Iba a poner que es una frase cogida al vuelo, pero creo que es más justo decir que es una frase recogida del suelo informativo, porque aunque contiene tanta significación como muchos de los titulares martilleantes de estos días, se ha quedado sin eco. Acababa de naufragar el Al-Salam 98 en el Mar Rojo; la televisión entrevistaba en Safaga a un hombre que había conseguido llegar a la costa. Estaba desesperado porque no encontraba a su familia, reclamaba a gritos ayuda para los que todavía estaban en el mar. Para subrayar lo urgente, lo inaplazable del rescate de pronto dijo: "las mujeres no saben nadar". Luego las cámaras pasaron a otro testigo y a otra cosa.

No es difícil imaginar por qué en los países que ligaba el ferry siniestrado las mujeres no saben nadar. No cuesta ningún esfuerzo incluir esa limitación en el largo listado de las prohibiciones que allí afectan a la condición femenina. Ese hombre que narraba ante las cámaras la tragedia, y que seguramente ha perdido en el naufragio a sus seres queridos, es digno de compasión, merece que su dolor conmueva. Y ellas ¿qué merecen? Qué emoción o sentimiento humanos hay que dedicarles a su mujer y a las otras pasajeras del ferry condenadas a muerte, a irse sin esperanza a pique, por no saber nadar; porque en toda su vida no han podido ponerse un bañador en público y disfrutar, como cualquier hombre, del río, el mar o una piscina, y aprender de paso los gestos que exige la supervivencia en el agua. ¿Qué reacción o respuesta merece el destino de esas y otras mujeres a las que un dogma, una teoría, una creencia les ha atado una piedra definitiva al cuello?

No tengo noticia de que nadie haya roto cristales ni incendiado embajadas en protesta por las mujeres fatalmente hundidas en el Mar Rojo; ni que nadie haya quemado banderas en su nombre (dicho sea sin el menor aplauso a esas conductas); ni organizado debates y conferencias para discutir sobre su estatus personal o sus condiciones de vida. Tampoco he oído pronunciamientos oficiales ni leído apasionadas tribunas de denuncia de su doble hundimiento. No he sabido de manifestaciones indignadas por su destino cruel, en ninguna parte, ni en Afganistán ni en Líbano ni en Indonesia ni en Irán ni en Palestina; tampoco en Egipto donde la revuelta posterior al naufragio del Al-Salam ha tenido otro argumento y otro signo; tampoco en Occidente. Nadie se ha sublevado por esas mujeres del Mar Rojo ni por los millones de mujeres que en los países de la zona no pueden aprender a nadar. Y quien dice nadar indica, sencillamente, hacer lo que se permite cualquier niño, chico u hombre de su entorno.

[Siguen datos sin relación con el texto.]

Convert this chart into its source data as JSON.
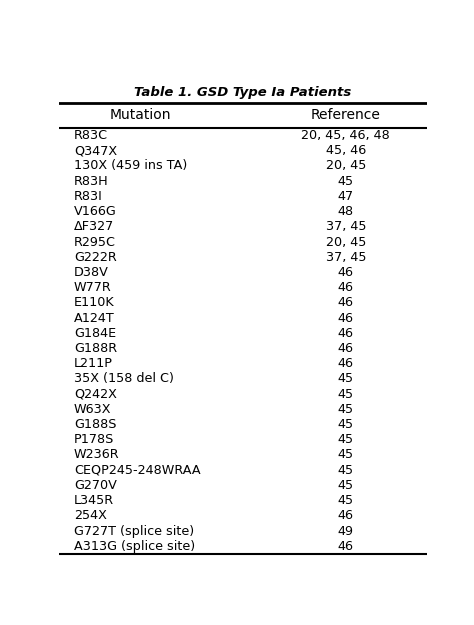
{
  "title": "Table 1. GSD Type Ia Patients",
  "col_headers": [
    "Mutation",
    "Reference"
  ],
  "rows": [
    [
      "R83C",
      "20, 45, 46, 48"
    ],
    [
      "Q347X",
      "45, 46"
    ],
    [
      "130X (459 ins TA)",
      "20, 45"
    ],
    [
      "R83H",
      "45"
    ],
    [
      "R83I",
      "47"
    ],
    [
      "V166G",
      "48"
    ],
    [
      "ΔF327",
      "37, 45"
    ],
    [
      "R295C",
      "20, 45"
    ],
    [
      "G222R",
      "37, 45"
    ],
    [
      "D38V",
      "46"
    ],
    [
      "W77R",
      "46"
    ],
    [
      "E110K",
      "46"
    ],
    [
      "A124T",
      "46"
    ],
    [
      "G184E",
      "46"
    ],
    [
      "G188R",
      "46"
    ],
    [
      "L211P",
      "46"
    ],
    [
      "35X (158 del C)",
      "45"
    ],
    [
      "Q242X",
      "45"
    ],
    [
      "W63X",
      "45"
    ],
    [
      "G188S",
      "45"
    ],
    [
      "P178S",
      "45"
    ],
    [
      "W236R",
      "45"
    ],
    [
      "CEQP245-248WRAA",
      "45"
    ],
    [
      "G270V",
      "45"
    ],
    [
      "L345R",
      "45"
    ],
    [
      "254X",
      "46"
    ],
    [
      "G727T (splice site)",
      "49"
    ],
    [
      "A313G (splice site)",
      "46"
    ]
  ],
  "fig_width": 4.74,
  "fig_height": 6.25,
  "dpi": 100,
  "bg_color": "#ffffff",
  "header_fontsize": 10,
  "row_fontsize": 9.2,
  "title_fontsize": 9.5
}
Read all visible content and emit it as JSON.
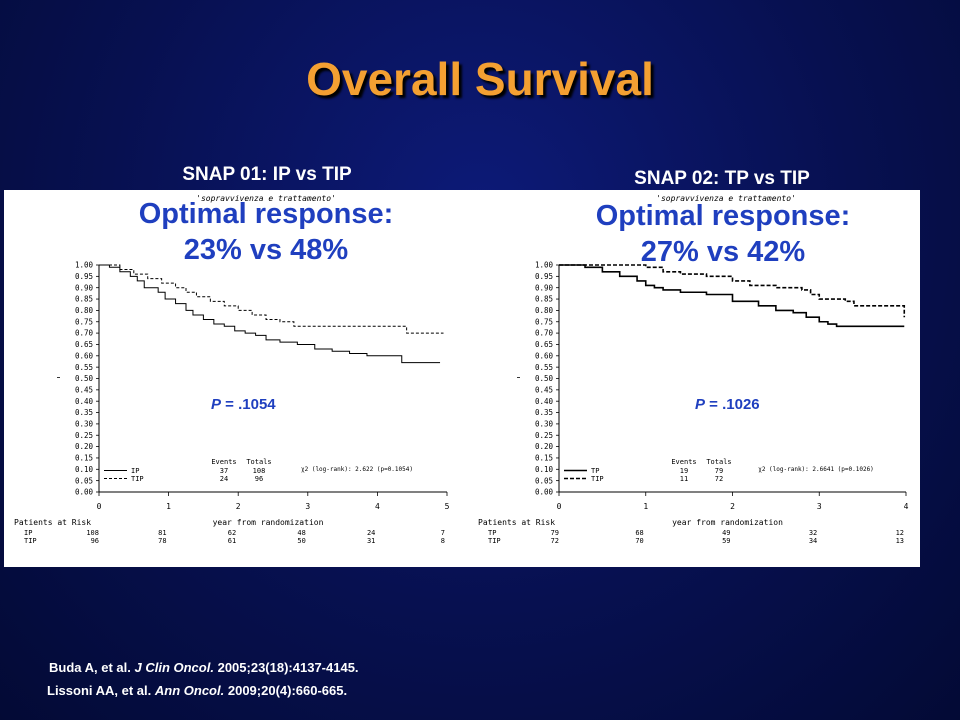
{
  "title": "Overall Survival",
  "citations": [
    {
      "authors": "Buda A, et al.",
      "journal": "J Clin Oncol.",
      "ref": "2005;23(18):4137-4145."
    },
    {
      "authors": "Lissoni AA, et al.",
      "journal": "Ann Oncol.",
      "ref": "2009;20(4):660-665."
    }
  ],
  "chart_data": [
    {
      "type": "line",
      "heading": "SNAP 01: IP vs TIP",
      "figure_caption": "'sopravvivenza e trattamento'",
      "response_line1": "Optimal response:",
      "response_line2": "23% vs 48%",
      "p_label": "P",
      "p_value": " = .1054",
      "xlabel": "year from randomization",
      "xlim": [
        0,
        5
      ],
      "ylim": [
        0,
        1
      ],
      "xticks": [
        "0",
        "1",
        "2",
        "3",
        "4",
        "5"
      ],
      "yticks": [
        "0.00",
        "0.05",
        "0.10",
        "0.15",
        "0.20",
        "0.25",
        "0.30",
        "0.35",
        "0.40",
        "0.45",
        "0.50",
        "0.55",
        "0.60",
        "0.65",
        "0.70",
        "0.75",
        "0.80",
        "0.85",
        "0.90",
        "0.95",
        "1.00"
      ],
      "series": [
        {
          "name": "IP",
          "style": "solid",
          "points": [
            [
              0,
              1.0
            ],
            [
              0.15,
              0.99
            ],
            [
              0.3,
              0.97
            ],
            [
              0.45,
              0.95
            ],
            [
              0.55,
              0.93
            ],
            [
              0.65,
              0.9
            ],
            [
              0.85,
              0.88
            ],
            [
              0.95,
              0.85
            ],
            [
              1.1,
              0.83
            ],
            [
              1.25,
              0.8
            ],
            [
              1.35,
              0.78
            ],
            [
              1.5,
              0.76
            ],
            [
              1.65,
              0.74
            ],
            [
              1.8,
              0.73
            ],
            [
              1.95,
              0.71
            ],
            [
              2.1,
              0.7
            ],
            [
              2.25,
              0.69
            ],
            [
              2.4,
              0.67
            ],
            [
              2.6,
              0.66
            ],
            [
              2.85,
              0.65
            ],
            [
              3.1,
              0.63
            ],
            [
              3.35,
              0.62
            ],
            [
              3.6,
              0.61
            ],
            [
              3.85,
              0.6
            ],
            [
              4.3,
              0.6
            ],
            [
              4.35,
              0.57
            ],
            [
              4.9,
              0.57
            ]
          ]
        },
        {
          "name": "TIP",
          "style": "dashed",
          "points": [
            [
              0,
              1.0
            ],
            [
              0.3,
              0.98
            ],
            [
              0.5,
              0.96
            ],
            [
              0.7,
              0.94
            ],
            [
              0.9,
              0.92
            ],
            [
              1.1,
              0.9
            ],
            [
              1.25,
              0.88
            ],
            [
              1.4,
              0.86
            ],
            [
              1.6,
              0.84
            ],
            [
              1.8,
              0.82
            ],
            [
              2.0,
              0.8
            ],
            [
              2.2,
              0.78
            ],
            [
              2.4,
              0.76
            ],
            [
              2.6,
              0.75
            ],
            [
              2.8,
              0.73
            ],
            [
              3.5,
              0.73
            ],
            [
              4.4,
              0.73
            ],
            [
              4.42,
              0.7
            ],
            [
              4.95,
              0.7
            ]
          ]
        }
      ],
      "legend": {
        "col_events": "Events",
        "col_totals": "Totals",
        "rows": [
          {
            "name": "IP",
            "events": "37",
            "totals": "108"
          },
          {
            "name": "TIP",
            "events": "24",
            "totals": "96"
          }
        ]
      },
      "logrank": "χ2 (log-rank): 2.622 (p=0.1054)",
      "risk_title": "Patients at Risk",
      "risk_rows": [
        {
          "name": "IP",
          "values": [
            "108",
            "81",
            "62",
            "48",
            "24",
            "7"
          ]
        },
        {
          "name": "TIP",
          "values": [
            "96",
            "78",
            "61",
            "50",
            "31",
            "8"
          ]
        }
      ]
    },
    {
      "type": "line",
      "heading": "SNAP 02: TP vs TIP",
      "figure_caption": "'sopravvivenza e trattamento'",
      "response_line1": "Optimal response:",
      "response_line2": "27% vs 42%",
      "p_label": "P",
      "p_value": " = .1026",
      "xlabel": "year from randomization",
      "xlim": [
        0,
        4
      ],
      "ylim": [
        0,
        1
      ],
      "xticks": [
        "0",
        "1",
        "2",
        "3",
        "4"
      ],
      "yticks": [
        "0.00",
        "0.05",
        "0.10",
        "0.15",
        "0.20",
        "0.25",
        "0.30",
        "0.35",
        "0.40",
        "0.45",
        "0.50",
        "0.55",
        "0.60",
        "0.65",
        "0.70",
        "0.75",
        "0.80",
        "0.85",
        "0.90",
        "0.95",
        "1.00"
      ],
      "series": [
        {
          "name": "TP",
          "style": "solid",
          "points": [
            [
              0,
              1.0
            ],
            [
              0.3,
              0.99
            ],
            [
              0.5,
              0.97
            ],
            [
              0.7,
              0.95
            ],
            [
              0.9,
              0.93
            ],
            [
              1.0,
              0.91
            ],
            [
              1.1,
              0.9
            ],
            [
              1.2,
              0.89
            ],
            [
              1.4,
              0.88
            ],
            [
              1.7,
              0.87
            ],
            [
              2.0,
              0.84
            ],
            [
              2.3,
              0.82
            ],
            [
              2.5,
              0.8
            ],
            [
              2.7,
              0.79
            ],
            [
              2.85,
              0.77
            ],
            [
              3.0,
              0.75
            ],
            [
              3.1,
              0.74
            ],
            [
              3.2,
              0.73
            ],
            [
              3.5,
              0.73
            ],
            [
              3.98,
              0.73
            ]
          ]
        },
        {
          "name": "TIP",
          "style": "dashed",
          "points": [
            [
              0,
              1.0
            ],
            [
              0.8,
              1.0
            ],
            [
              1.0,
              0.99
            ],
            [
              1.2,
              0.97
            ],
            [
              1.4,
              0.96
            ],
            [
              1.7,
              0.95
            ],
            [
              2.0,
              0.93
            ],
            [
              2.2,
              0.91
            ],
            [
              2.5,
              0.9
            ],
            [
              2.8,
              0.89
            ],
            [
              2.9,
              0.87
            ],
            [
              3.0,
              0.85
            ],
            [
              3.3,
              0.84
            ],
            [
              3.4,
              0.82
            ],
            [
              3.98,
              0.82
            ],
            [
              3.98,
              0.77
            ]
          ]
        }
      ],
      "legend": {
        "col_events": "Events",
        "col_totals": "Totals",
        "rows": [
          {
            "name": "TP",
            "events": "19",
            "totals": "79"
          },
          {
            "name": "TIP",
            "events": "11",
            "totals": "72"
          }
        ]
      },
      "logrank": "χ2 (log-rank): 2.6641 (p=0.1026)",
      "risk_title": "Patients at Risk",
      "risk_rows": [
        {
          "name": "TP",
          "values": [
            "79",
            "68",
            "49",
            "32",
            "12"
          ]
        },
        {
          "name": "TIP",
          "values": [
            "72",
            "70",
            "59",
            "34",
            "13"
          ]
        }
      ]
    }
  ]
}
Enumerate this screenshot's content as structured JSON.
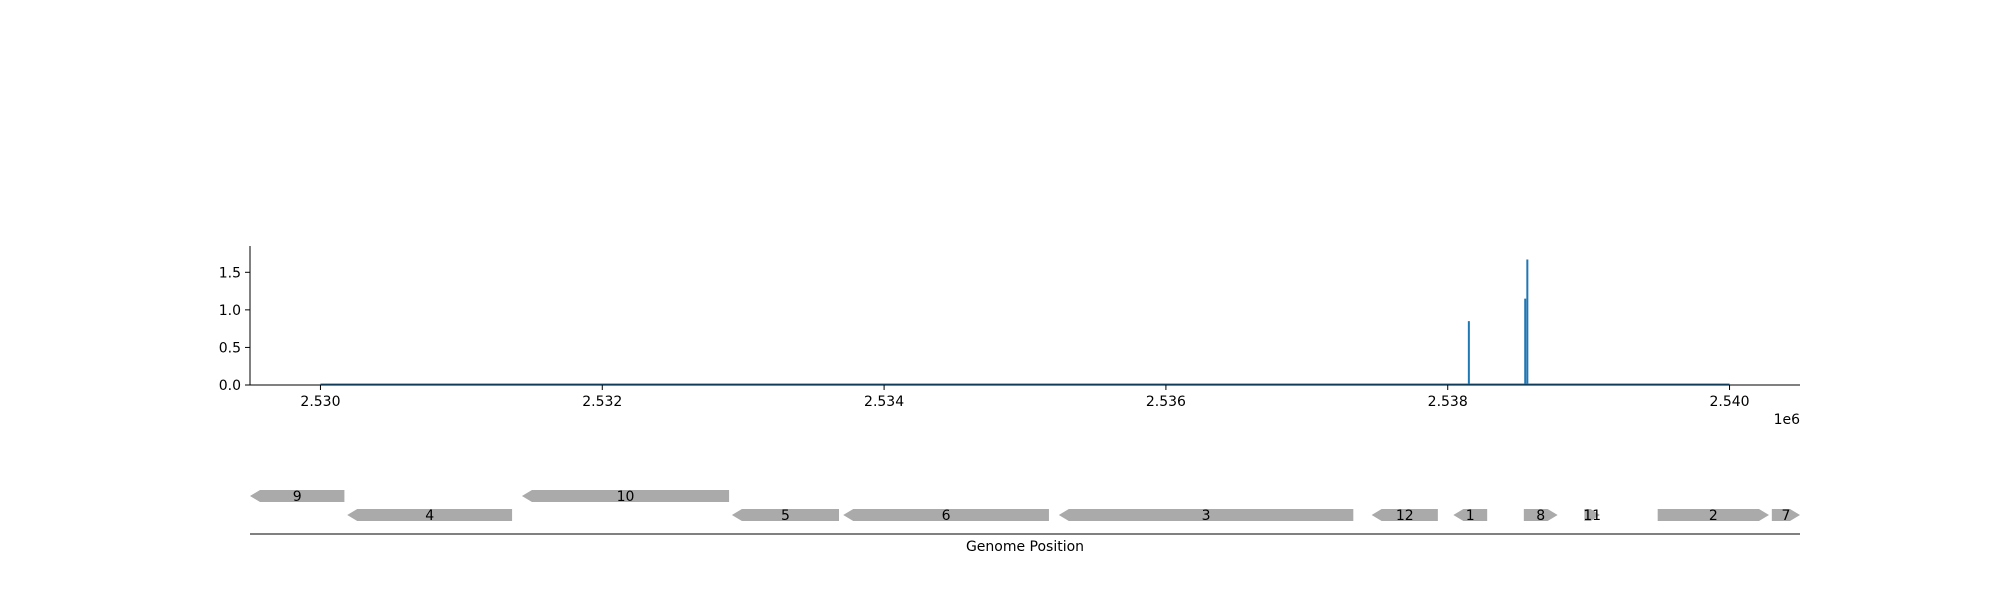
{
  "chart_data": [
    {
      "type": "line",
      "title": "",
      "xlabel": "",
      "ylabel": "",
      "xlim": [
        2529500,
        2540500
      ],
      "ylim": [
        0,
        1.85
      ],
      "x_offset_label": "1e6",
      "x_ticks": [
        {
          "value": 2530000,
          "label": "2.530"
        },
        {
          "value": 2532000,
          "label": "2.532"
        },
        {
          "value": 2534000,
          "label": "2.534"
        },
        {
          "value": 2536000,
          "label": "2.536"
        },
        {
          "value": 2538000,
          "label": "2.538"
        },
        {
          "value": 2540000,
          "label": "2.540"
        }
      ],
      "y_ticks": [
        {
          "value": 0.0,
          "label": "0.0"
        },
        {
          "value": 0.5,
          "label": "0.5"
        },
        {
          "value": 1.0,
          "label": "1.0"
        },
        {
          "value": 1.5,
          "label": "1.5"
        }
      ],
      "series": [
        {
          "color": "#1f77b4",
          "baseline_range": [
            2530000,
            2540000
          ],
          "peaks": [
            {
              "x": 2538150,
              "y": 0.85
            },
            {
              "x": 2538550,
              "y": 1.15
            },
            {
              "x": 2538565,
              "y": 1.67
            }
          ]
        }
      ],
      "grid": false
    },
    {
      "type": "gene_track",
      "xlabel": "Genome Position",
      "xlim": [
        2529500,
        2540500
      ],
      "feature_color": "#aaaaaa",
      "genes": [
        {
          "label": "9",
          "start": 2529500,
          "end": 2530170,
          "strand": "-",
          "row": 1
        },
        {
          "label": "4",
          "start": 2530190,
          "end": 2531360,
          "strand": "-",
          "row": 0
        },
        {
          "label": "10",
          "start": 2531430,
          "end": 2532900,
          "strand": "-",
          "row": 1
        },
        {
          "label": "5",
          "start": 2532920,
          "end": 2533680,
          "strand": "-",
          "row": 0
        },
        {
          "label": "6",
          "start": 2533710,
          "end": 2535170,
          "strand": "-",
          "row": 0
        },
        {
          "label": "3",
          "start": 2535240,
          "end": 2537330,
          "strand": "-",
          "row": 0
        },
        {
          "label": "12",
          "start": 2537460,
          "end": 2537930,
          "strand": "-",
          "row": 0
        },
        {
          "label": "1",
          "start": 2538040,
          "end": 2538280,
          "strand": "-",
          "row": 0
        },
        {
          "label": "8",
          "start": 2538540,
          "end": 2538780,
          "strand": "+",
          "row": 0
        },
        {
          "label": "11",
          "start": 2538970,
          "end": 2539080,
          "strand": "+",
          "row": 0
        },
        {
          "label": "2",
          "start": 2539490,
          "end": 2540280,
          "strand": "+",
          "row": 0
        },
        {
          "label": "7",
          "start": 2540300,
          "end": 2540500,
          "strand": "+",
          "row": 0
        }
      ]
    }
  ]
}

Ninguna grandilocuencia ha roto una lanza ni siquiera simbólica por ellas; tal vez porque a nadie se la ha ocurrido hacer con su historia un dibujo satírico o una caricatura. ¿Cómo podría ser la viñeta de esas mujeres condenadas a hundirse? ¿Cómo podría un chiste representarlas con su ancla al cuello? Qué imagen o qué rostro podría resumir lo que sintieron al saberse perdidas de antemano, al comprender que no tendrían ni siquiera la posibilidad o el consuelo de intentarlo contra la corriente. Por la sencilla razón de que alguien en nombre de la civilización, la tradición o la fe había decidido mucho antes que ellas no nadarían. Y punto final.

Llevamos muchos días de actualidad indignada, de revueltas y revoltijos en nombre de la tolerancia y el respeto. Pero el programa de esos debates no incluye a las náufragas del Mar Rojo ni a las mujeres que, en cualquiera de los países que hoy copan los titulares, viven ahogadas por las creencias, discriminadas por las culturas, acalladas por el rito o el texto. Esas mujeres no figuran en el orden del día del trasiego de la libertad de expresión, y sin embargo reciben infinidad de órdenes a diario: no hagas esto, no hagas lo otro, no salgas sola, no desees, no te vistas más que así, no aprendas por tu cuenta, no te quejes, no decidas, no repliques; y sobre todo, que ni se te ocurra imaginarte nadando, como un pez en el agua, lejos, lejos, libre.